The following Exhibit is added:

 

(a)(1)(K)    Press Release issued by Tracinda on November 26, 2007.

 

2


SIGNATURES

 

After due inquiry and to the best of my knowledge and belief, I certify that the information set forth in this statement is true, complete and correct.

 

Dated: November 26, 2007

 

TRACINDA CORPORATION

A Nevada corporation

By:   /s/    Anthony L. Mandekic        
   

Name: Anthony L. Mandekic

Title: Secretary and Treasurer

KIRK KERKORIAN

By:   /s/    Anthony L. Mandekic*        
   

Name: Anthony L. Mandekic

Title: *Attorney-in-fact

 

3

EX-99.(A)(1)(K) 2 dex99a1k.htm PRESS RELEASE Press Release

Exhibit (a)(1)(K)

 

FOR IMMEDIATE RELEASE

 

Contact:

Winnie Lerner / Tom Johnson

Abernathy MacGregor Group

212/371-5999

 

Tracinda Expresses Concern About Tesoro Rights Plan

 

LOS ANGELES, CA — November 26, 2007 — Tracinda Corporation stated today that the adoption of a rights plan by the Board of Directors of Tesoro Corporation (NYSE: TSO) on November 20, 2007 has resulted in a failure of a condition to Tracinda’s tender offer for shares of Tesoro common stock. The change in Tesoro’s capitalization resulting from the rights plan, including, without limitation, the potential dilutive effect thereof, negatively impacts all Tesoro stockholders, including Tracinda. Among other things, the rights plan significantly limits opportunities to enhance stockholder value and restricts the ability of Tesoro stockholders to freely vote or sell their shares. As a result, in Tracinda’s judgment, the rights plan has a material adverse effect on the value of the Tesoro common stock and is materially adverse to all Tesoro stockholders. Accordingly, Tracinda is weighing its alternatives with respect to its pending cash tender offer.

 

Tracinda’s cash tender offer at $64.00 per share for up to 21,875,000 shares of Tesoro common stock, or approximately 16% of the shares outstanding, commenced on November 7, 2007 and is currently scheduled to expire at 11:59 p.m.

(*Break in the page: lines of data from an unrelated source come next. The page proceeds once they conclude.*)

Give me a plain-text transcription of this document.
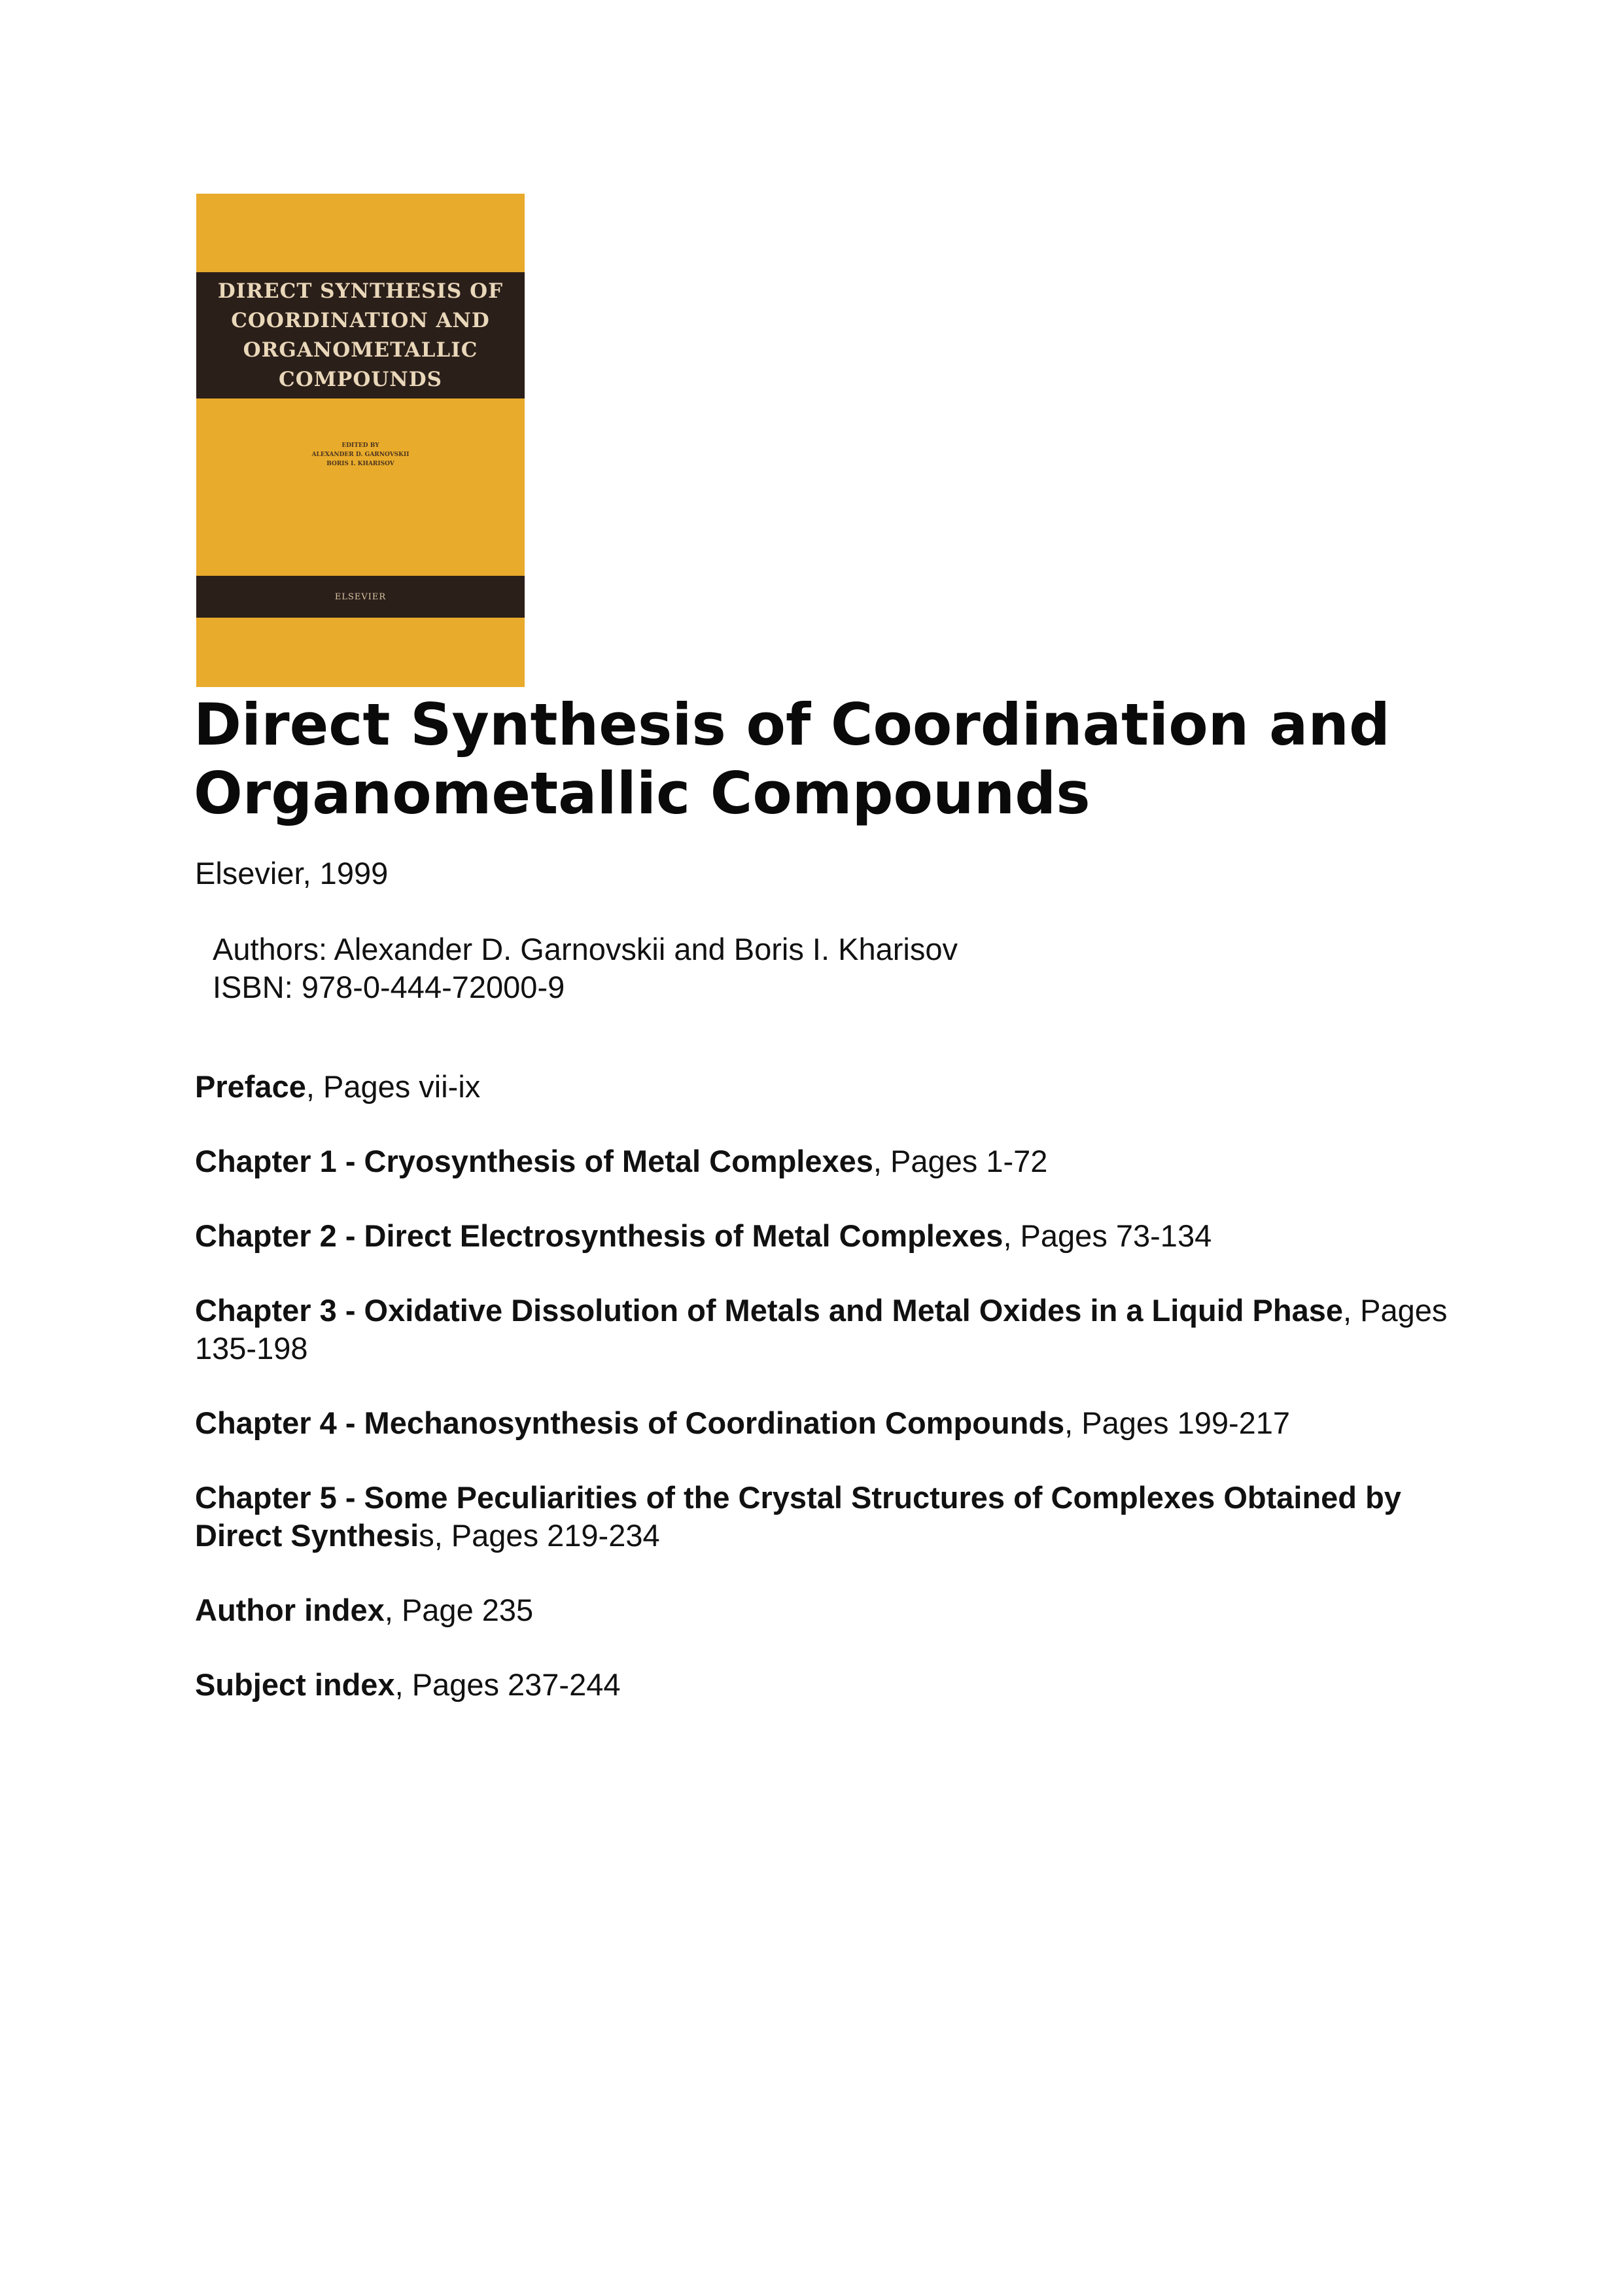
DIRECT SYNTHESIS OF
COORDINATION AND
ORGANOMETALLIC
COMPOUNDS

EDITED BY
ALEXANDER D. GARNOVSKII
BORIS I. KHARISOV
ELSEVIER
Direct Synthesis of Coordination and
Organometallic Compounds

Elsevier, 1999

Authors: Alexander D. Garnovskii and Boris I. Kharisov
ISBN: 978-0-444-72000-9
Preface, Pages vii-ix
Chapter 1 - Cryosynthesis of Metal Complexes, Pages 1-72
Chapter 2 - Direct Electrosynthesis of Metal Complexes, Pages 73-134
Chapter 3 - Oxidative Dissolution of Metals and Metal Oxides in a Liquid Phase, Pages 135-198
Chapter 4 - Mechanosynthesis of Coordination Compounds, Pages 199-217
Chapter 5 - Some Peculiarities of the Crystal Structures of Complexes Obtained by Direct Synthesis, Pages 219-234
Author index, Page 235
Subject index, Pages 237-244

ET on December 6, 2007.

 

There can be no assurance as to what actions Tracinda will or will not take with respect to its tender offer in light of the adoption of the announced rights plan by the Tesoro Board of Directors.

 

This press release shall not constitute an offer to purchase or a solicitation of an offer to sell, which may be made only pursuant to the terms of the Offer to Purchase and related Letter of Transmittal filed on November 7, 2007 with the Securities and Exchange Commission. The offer is not being made to, nor will tenders be accepted from or on behalf of, holders of Tesoro shares in any jurisdiction in which the making of the offer or the acceptance thereof would not comply with the laws of that jurisdiction.